In this war, President George W. Bush has even given children a role. To
find out what stories the White House is feeding your kids about what good
citizens are supposed to do to thwart terrorism, go to
www.whitehouse.gov/kids. There you'll meet Lydia, a Philadelphia woman who
foiled a sneak British attack -- we didn't call it terrorism then -- against
our country on Dec. 4, 1777. She overheard British military leaders planning
the assault when they were guests in her home. She mentioned this to nobody,
not even her husband. Instead, she crossed British lines to alert Gen.
George Washington's army. Arriving for what it had expected to be a sneak
attack at Valley Forge, the British Army canceled the operation after
finding Washington's men armed and waiting.

One point of this story seems to be that all of us, youngsters included,
have a duty to spy on others for Uncle Sam. Another more disturbing message
seems to be that youngsters need not tell their parents what information
they have gathered to pass on to the government, just like Lydia.

Then there are those government television ads in which drug users are
supposed to equate snorting cocaine with financing terrorism. That's because
some associates of Osama bin Laden get their funding partly through
trafficking in drugs. I don't think those ads are going to convert many
junkies. Besides, it's a hypocritical message. Terrorists finance their
operations through illicit diamond trade too, but I have yet to hear anybody
in the administration urge us to boycott diamonds.
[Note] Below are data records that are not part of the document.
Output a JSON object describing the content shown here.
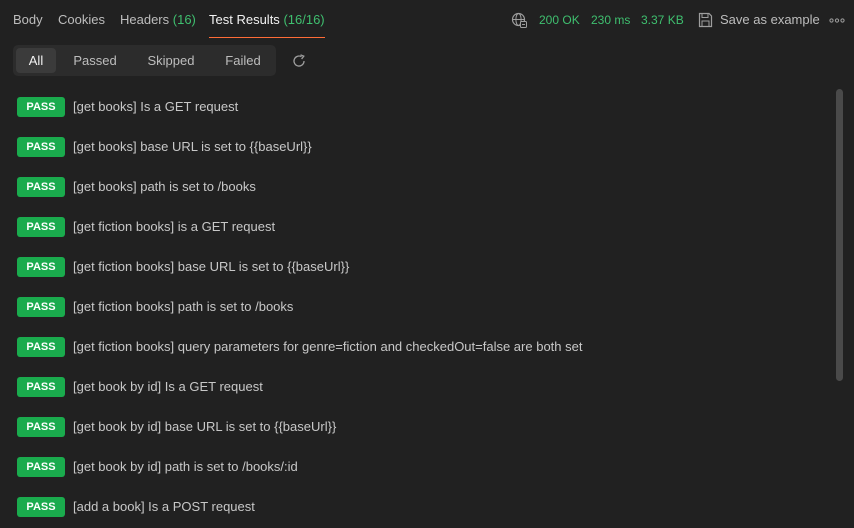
{
  "tabs": [
    {
      "label": "Body",
      "count": ""
    },
    {
      "label": "Cookies",
      "count": ""
    },
    {
      "label": "Headers",
      "count": "(16)"
    },
    {
      "label": "Test Results",
      "count": "(16/16)"
    }
  ],
  "response": {
    "status": "200 OK",
    "time": "230 ms",
    "size": "3.37 KB",
    "save_label": "Save as example"
  },
  "filters": [
    "All",
    "Passed",
    "Skipped",
    "Failed"
  ],
  "active_filter": "All",
  "badge_label": "PASS",
  "results": [
    "[get books] Is a GET request",
    "[get books] base URL is set to {{baseUrl}}",
    "[get books] path is set to /books",
    "[get fiction books] is a GET request",
    "[get fiction books] base URL is set to {{baseUrl}}",
    "[get fiction books] path is set to /books",
    "[get fiction books] query parameters for genre=fiction and checkedOut=false are both set",
    "[get book by id] Is a GET request",
    "[get book by id] base URL is set to {{baseUrl}}",
    "[get book by id] path is set to /books/:id",
    "[add a book] Is a POST request"
  ],
  "colors": {
    "background": "#212121",
    "pass_badge": "#1aab4d",
    "status_green": "#3fbf6f",
    "active_tab_underline": "#ff6c37"
  },
  "icons": [
    "globe-icon",
    "save-icon",
    "more-icon",
    "refresh-icon"
  ]
}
During the Reagan administration, however, some groups called for a diamond
boycott as a way to pressure mineral-rich South Africa to dismantle
apartheid. Donald T. Regan, the White House chief of staff, warned a group
of reporters that sanctions would hurt the United States, because the U.S.
counts on South Africa as a supplier of strategic minerals, such as
manganese, platinum, rhodium, chromium and diamonds.

But the most telling line was this: "Are the women of America prepared to
give up all their jewelry?" he asked.

Not that he took a poll to find out. Probably didn't even ask his wife. Oh,
but he may have consulted his stock portfolio.

Back when we didn't have a CIA, FBI, DEA, Customs and Office of Homeland
Security, folks like Lydia probably were crucial to our ability to weed out
suspicious characters bent on ruining our tea party. But snooping on genuine
terrorists is a dangerous business. That is why we spend billions of dollars
a year on police agencies that are supposed to keep us safe.

Asking neighbors to be vigilant isn't a bad idea in these times unless it
causes us to turn profane eyes on every American or immigrant who happens to
be Muslim or Arab. That would encourage intolerance and poison the
atmosphere; it already has been tainted too much since Sept. 11.

Robert Joiner is an editorial writer for the Post-Dispatch.